When building a new application, one of the important decisions you make is the technical stack. This involves many considerations, one of them being the backend programming language. How flexible is it? What is the paradigm – FP or OO? Strictly-typed, loosely-typed, or no types? How has the language evolved? Is it still evolving? How extensible is it? How broad and passionate is the developer community? How does the language handle concurrency? Oh, concurrency.
In computer science, concurrency refers to the ability of a program to handle multiple instructions simultaneously. This is where multi-threaded languages excel.

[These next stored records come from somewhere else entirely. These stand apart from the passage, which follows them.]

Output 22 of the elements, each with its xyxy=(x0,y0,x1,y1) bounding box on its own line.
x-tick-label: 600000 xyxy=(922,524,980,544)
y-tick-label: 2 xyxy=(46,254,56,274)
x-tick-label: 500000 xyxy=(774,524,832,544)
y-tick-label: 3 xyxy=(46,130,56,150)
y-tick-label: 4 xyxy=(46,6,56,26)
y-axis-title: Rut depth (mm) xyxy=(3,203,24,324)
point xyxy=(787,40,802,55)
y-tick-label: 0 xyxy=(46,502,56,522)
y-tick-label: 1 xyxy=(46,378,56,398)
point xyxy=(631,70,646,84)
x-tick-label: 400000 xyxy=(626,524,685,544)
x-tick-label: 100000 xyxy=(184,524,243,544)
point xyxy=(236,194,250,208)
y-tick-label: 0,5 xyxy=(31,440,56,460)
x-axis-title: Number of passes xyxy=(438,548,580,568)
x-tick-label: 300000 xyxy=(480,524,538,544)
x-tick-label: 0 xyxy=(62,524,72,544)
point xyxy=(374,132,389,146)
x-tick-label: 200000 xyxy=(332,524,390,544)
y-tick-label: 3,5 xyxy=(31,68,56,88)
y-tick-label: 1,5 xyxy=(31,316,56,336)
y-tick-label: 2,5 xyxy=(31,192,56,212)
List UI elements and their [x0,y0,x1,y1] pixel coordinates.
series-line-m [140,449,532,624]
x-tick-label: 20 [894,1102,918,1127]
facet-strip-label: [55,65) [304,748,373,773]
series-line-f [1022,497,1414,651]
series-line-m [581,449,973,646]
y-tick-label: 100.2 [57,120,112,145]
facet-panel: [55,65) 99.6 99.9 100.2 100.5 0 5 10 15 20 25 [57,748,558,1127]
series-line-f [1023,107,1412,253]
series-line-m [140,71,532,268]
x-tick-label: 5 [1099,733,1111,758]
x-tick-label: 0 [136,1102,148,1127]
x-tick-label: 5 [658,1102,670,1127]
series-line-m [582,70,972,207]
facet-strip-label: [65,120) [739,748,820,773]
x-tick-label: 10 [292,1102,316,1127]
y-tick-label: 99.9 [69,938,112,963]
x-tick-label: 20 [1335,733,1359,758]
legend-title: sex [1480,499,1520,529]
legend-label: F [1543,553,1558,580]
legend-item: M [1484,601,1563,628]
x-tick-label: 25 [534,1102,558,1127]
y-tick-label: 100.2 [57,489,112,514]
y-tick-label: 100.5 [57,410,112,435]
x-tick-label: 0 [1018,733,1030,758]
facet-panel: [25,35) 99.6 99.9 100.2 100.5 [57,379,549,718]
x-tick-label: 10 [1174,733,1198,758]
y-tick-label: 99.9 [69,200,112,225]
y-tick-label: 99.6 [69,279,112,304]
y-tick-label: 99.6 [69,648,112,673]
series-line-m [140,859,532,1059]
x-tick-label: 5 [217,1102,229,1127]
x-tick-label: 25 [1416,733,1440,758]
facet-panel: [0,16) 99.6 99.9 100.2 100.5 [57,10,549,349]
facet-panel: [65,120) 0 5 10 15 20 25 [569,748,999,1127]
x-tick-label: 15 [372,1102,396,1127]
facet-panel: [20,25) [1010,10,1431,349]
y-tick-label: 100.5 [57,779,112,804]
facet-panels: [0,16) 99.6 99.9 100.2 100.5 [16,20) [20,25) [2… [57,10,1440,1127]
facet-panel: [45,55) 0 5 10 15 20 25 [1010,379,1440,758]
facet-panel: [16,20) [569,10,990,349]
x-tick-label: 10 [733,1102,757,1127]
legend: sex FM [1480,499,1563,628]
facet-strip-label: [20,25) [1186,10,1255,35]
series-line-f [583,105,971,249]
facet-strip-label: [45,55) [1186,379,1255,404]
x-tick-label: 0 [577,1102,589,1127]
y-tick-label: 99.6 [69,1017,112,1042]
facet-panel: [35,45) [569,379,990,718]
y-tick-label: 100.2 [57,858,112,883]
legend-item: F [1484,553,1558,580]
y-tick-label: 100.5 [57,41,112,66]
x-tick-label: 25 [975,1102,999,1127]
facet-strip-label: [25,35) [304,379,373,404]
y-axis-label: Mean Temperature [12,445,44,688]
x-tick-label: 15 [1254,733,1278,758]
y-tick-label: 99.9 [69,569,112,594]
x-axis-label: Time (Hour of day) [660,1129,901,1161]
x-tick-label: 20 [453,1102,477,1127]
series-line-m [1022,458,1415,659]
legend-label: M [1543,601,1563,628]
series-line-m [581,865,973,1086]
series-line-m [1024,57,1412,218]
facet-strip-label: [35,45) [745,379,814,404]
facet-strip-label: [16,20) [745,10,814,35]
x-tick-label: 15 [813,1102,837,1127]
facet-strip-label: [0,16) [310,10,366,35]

In a single-threaded language, achieving pseudo-concurrency (non-blocking operations) requires an event-driven architecture or asynchronous I/O.
My role at Liberty Supply requires a high degree of concurrency. The problem is that I'm not good at concurrent execution. My brain is single-threaded. For the most part, I think in linear phases of execution. I think in terms of dependencies and an orchestrated order of operations. Concurrency is at odds with this.
But, I acknowledge and adapt to the constraints of my internal runtime. I definitely work off an event loop... and man, is that queue deep. Perhaps that's why I gravitate to Node. I have a familiarity with and affinity toward its architecture.
Ironically, Node itself is mostly written in C++. Its association with JavaScript is due to Chrome's V8 runtime. Node is a C++ wrapper around Google's lightning-fast JavaScript runtime. All these years later, it still feels strange to write JS on the backend. At the same time, it feels thematically familiar to being an out-of-place developer in an industry architecture that is easily ten years behind.
As I get older, I recognize that none of the technical considerations matter to customers. As the interface, are we delivering value or not? Do we actually solve a problem? The answer to that question is binary. In its pursuit, the executive portion of my brain perpetually occupies the top of the call stack.
Start with customers, work backward.